Saturday, December 21, 2013

Nepal over last Four Decades with R

The World Bank DataBank provides the data of all countries for more than 1000 indicators since 1960. It can be used for various statistical analysis purpose. This weekend, I downloaded the Data for Nepal, and tried few simple things in R, mainly for the purpose of learning R. R is very powerful statistical analysis tool.

The data was downloaded as csv file, which can be read with read.csv() function in R. We can run the R commands from R command line, and its really interactive.

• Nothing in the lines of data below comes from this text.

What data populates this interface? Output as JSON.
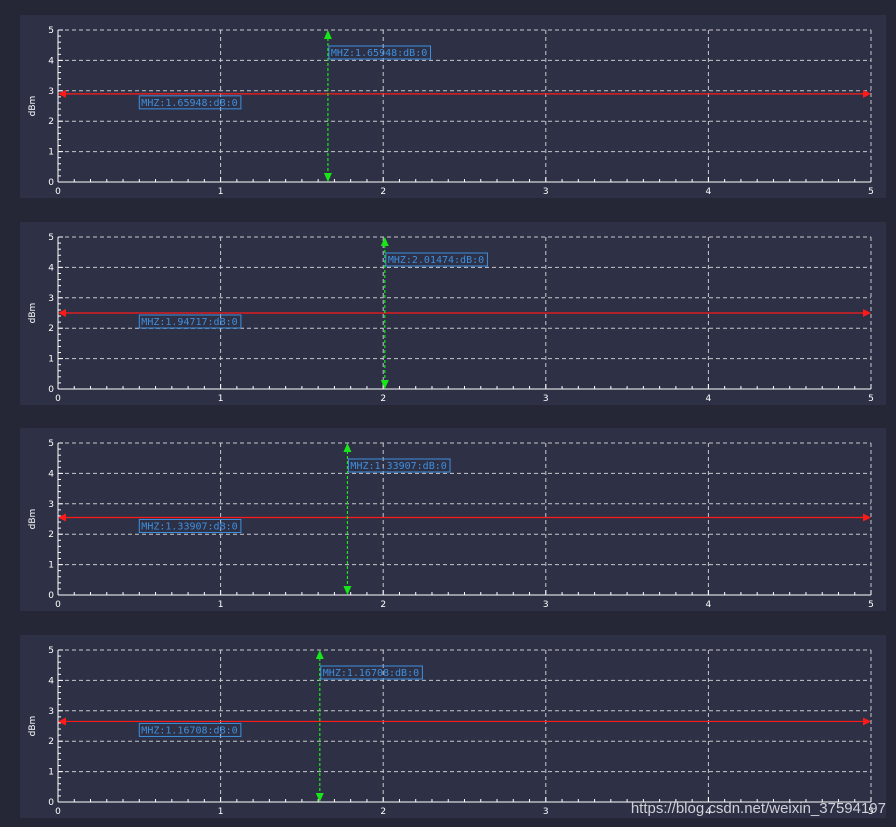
{
  "colors": {
    "page_bg": "#252737",
    "panel_bg": "#2e3145",
    "grid": "#c8c8cc",
    "axis": "#ffffff",
    "h_marker": "#ff1a1a",
    "v_marker": "#19e619",
    "label_text": "#3d8fe0",
    "label_border": "#3d8fe0"
  },
  "watermark": "https://blog.csdn.net/weixin_37594197",
  "chart_data": [
    {
      "type": "line",
      "ylabel": "dBm",
      "xlim": [
        0,
        5
      ],
      "ylim": [
        0,
        5
      ],
      "xticks": [
        "0",
        "1",
        "2",
        "3",
        "4",
        "5"
      ],
      "yticks": [
        "0",
        "1",
        "2",
        "3",
        "4",
        "5"
      ],
      "grid": true,
      "horizontal_marker": {
        "y": 2.9,
        "label": "MHZ:1.65948:dB:0",
        "label_x": 0.5
      },
      "vertical_marker": {
        "x": 1.66,
        "label": "MHZ:1.65948:dB:0"
      }
    },
    {
      "type": "line",
      "ylabel": "dBm",
      "xlim": [
        0,
        5
      ],
      "ylim": [
        0,
        5
      ],
      "xticks": [
        "0",
        "1",
        "2",
        "3",
        "4",
        "5"
      ],
      "yticks": [
        "0",
        "1",
        "2",
        "3",
        "4",
        "5"
      ],
      "grid": true,
      "horizontal_marker": {
        "y": 2.5,
        "label": "MHZ:1.94717:dB:0",
        "label_x": 0.5
      },
      "vertical_marker": {
        "x": 2.01,
        "label": "MHZ:2.01474:dB:0"
      }
    },
    {
      "type": "line",
      "ylabel": "dBm",
      "xlim": [
        0,
        5
      ],
      "ylim": [
        0,
        5
      ],
      "xticks": [
        "0",
        "1",
        "2",
        "3",
        "4",
        "5"
      ],
      "yticks": [
        "0",
        "1",
        "2",
        "3",
        "4",
        "5"
      ],
      "grid": true,
      "horizontal_marker": {
        "y": 2.55,
        "label": "MHZ:1.33907:dB:0",
        "label_x": 0.5
      },
      "vertical_marker": {
        "x": 1.78,
        "label": "MHZ:1.33907:dB:0"
      }
    },
    {
      "type": "line",
      "ylabel": "dBm",
      "xlim": [
        0,
        5
      ],
      "ylim": [
        0,
        5
      ],
      "xticks": [
        "0",
        "1",
        "2",
        "3",
        "4",
        "5"
      ],
      "yticks": [
        "0",
        "1",
        "2",
        "3",
        "4",
        "5"
      ],
      "grid": true,
      "horizontal_marker": {
        "y": 2.65,
        "label": "MHZ:1.16708:dB:0",
        "label_x": 0.5
      },
      "vertical_marker": {
        "x": 1.61,
        "label": "MHZ:1.16708:dB:0"
      }
    }
  ]
}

> # read the data from csv file into dataframe
> nep <- read.csv('nepal.csv')
The data is loaded by default into R DataFrames. To keep things simple, i change the default indices of DataFrames to Years.
> # set the row index by Years
> rownames(nep) <- nep$Year
> nep$Year<-NULL
Now we have DataFrame ready with Nepal's Data over last 4 decades (1960 to 2012 to be precise), which can be analyzed and Visualized.
Let us see the USD (US Dollar) vs NRS (Nepalese Rupees) Trend. The plot can be generated and saved to disk with following commands.
> png(filename = 'NRS Vs USD Trend.png')
> plot(rownames(nep), nep$Official.exchange.rate.LCU.per.USD, col="blue", lwd = 3,  type = "o", xlab = "Year", ylab = "NRS per USD", main = "NRS Vs USD Trend")
> 
> dev.off()
NRS Vs USD Trend
Similarly we can generate plots for other indicators too. For that we can don matlab-like subplot with par function. Let us see few other Indicators' trend.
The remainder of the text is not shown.